9. Other notes and tools
- organizations that can change their structure is likely to have faster time to market.
- no matter how it looks at first, it’s always a people problem.
- assume that failure, in some aspect, is going to happen.
- how long an operation can last? Can you expect a service to be down? How much data loss is acceptable?
- what happens if “this” is down?
- fail fast!. Do not have slow requests at your system. Avoid calling unhealthy systems in the first place.
- use circuit breakers: all requests fails while the circuit breaker is in its blown state. After a certain period of time, the client sends a few requests through to see if the service has recovered.

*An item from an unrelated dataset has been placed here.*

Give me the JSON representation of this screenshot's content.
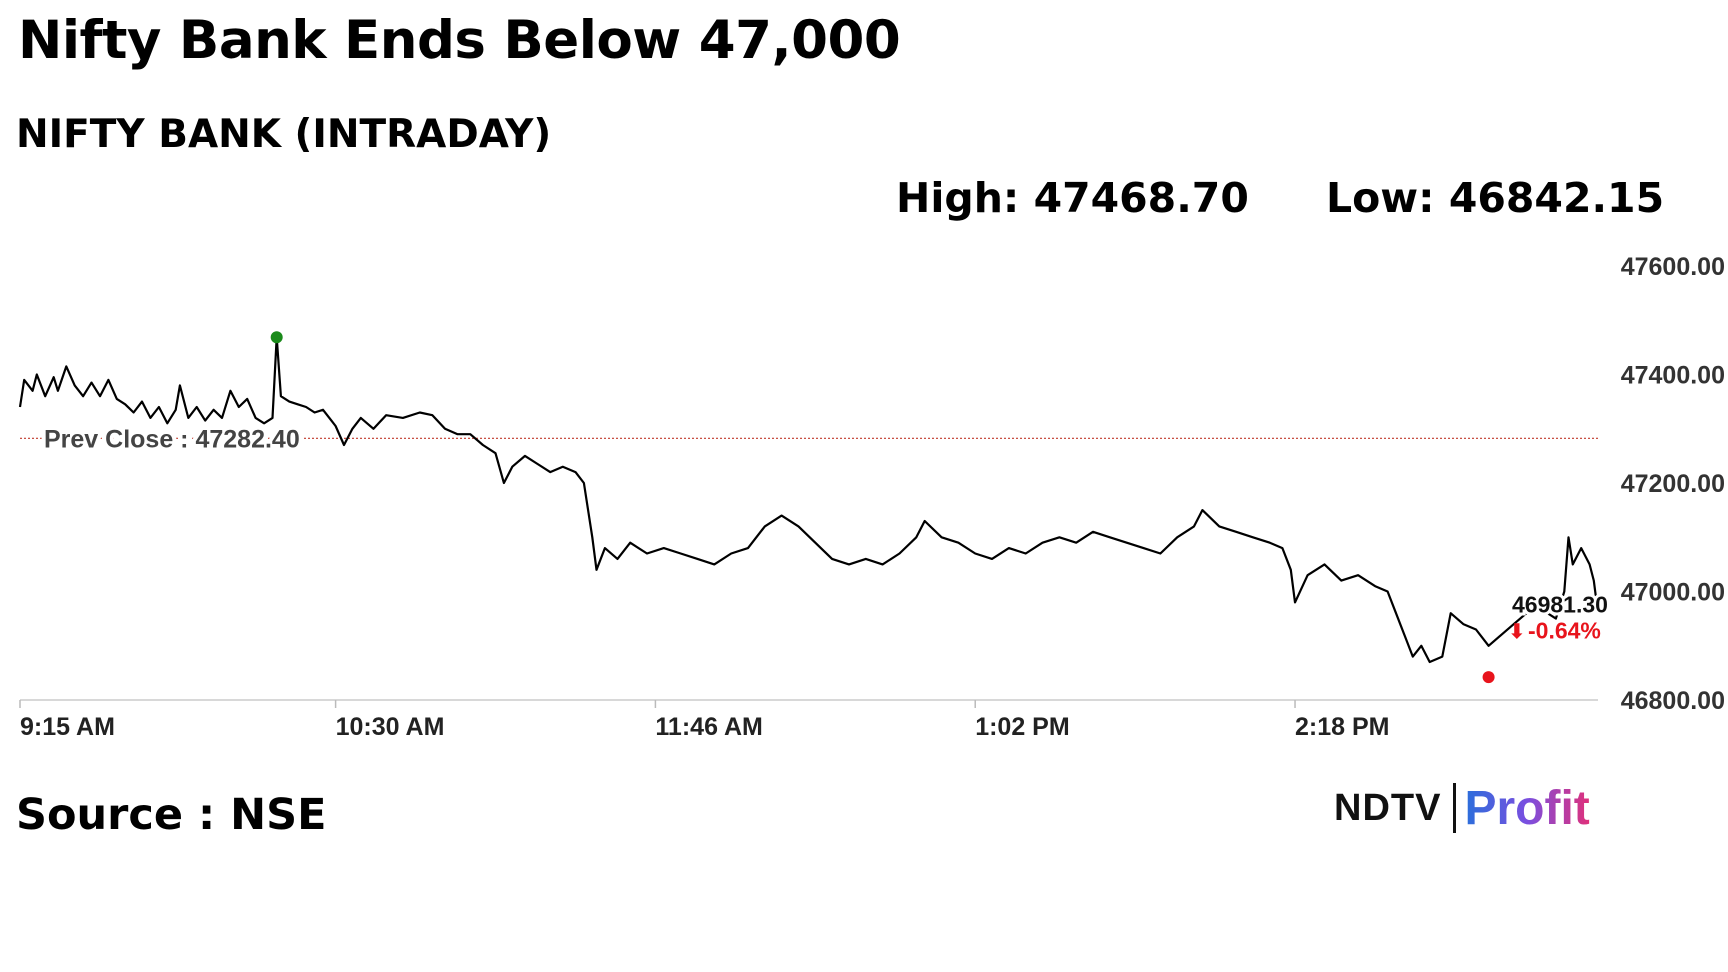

- CQRS: command-query responsibility segregation: the command and query parts of our system could live in different services, or different hardware, and could make use of radically different types of data store.
- be conscious about your cache configuration. Don’t let the cached data living too long.
- you can autoscale when you see an increase in load or an instance failure.
- use a service to share configuration between multiple nodes.
- zookeeper: general or service specific configuration, allowing you to do tasks like dynamically changing log levels or turning off features of a running system.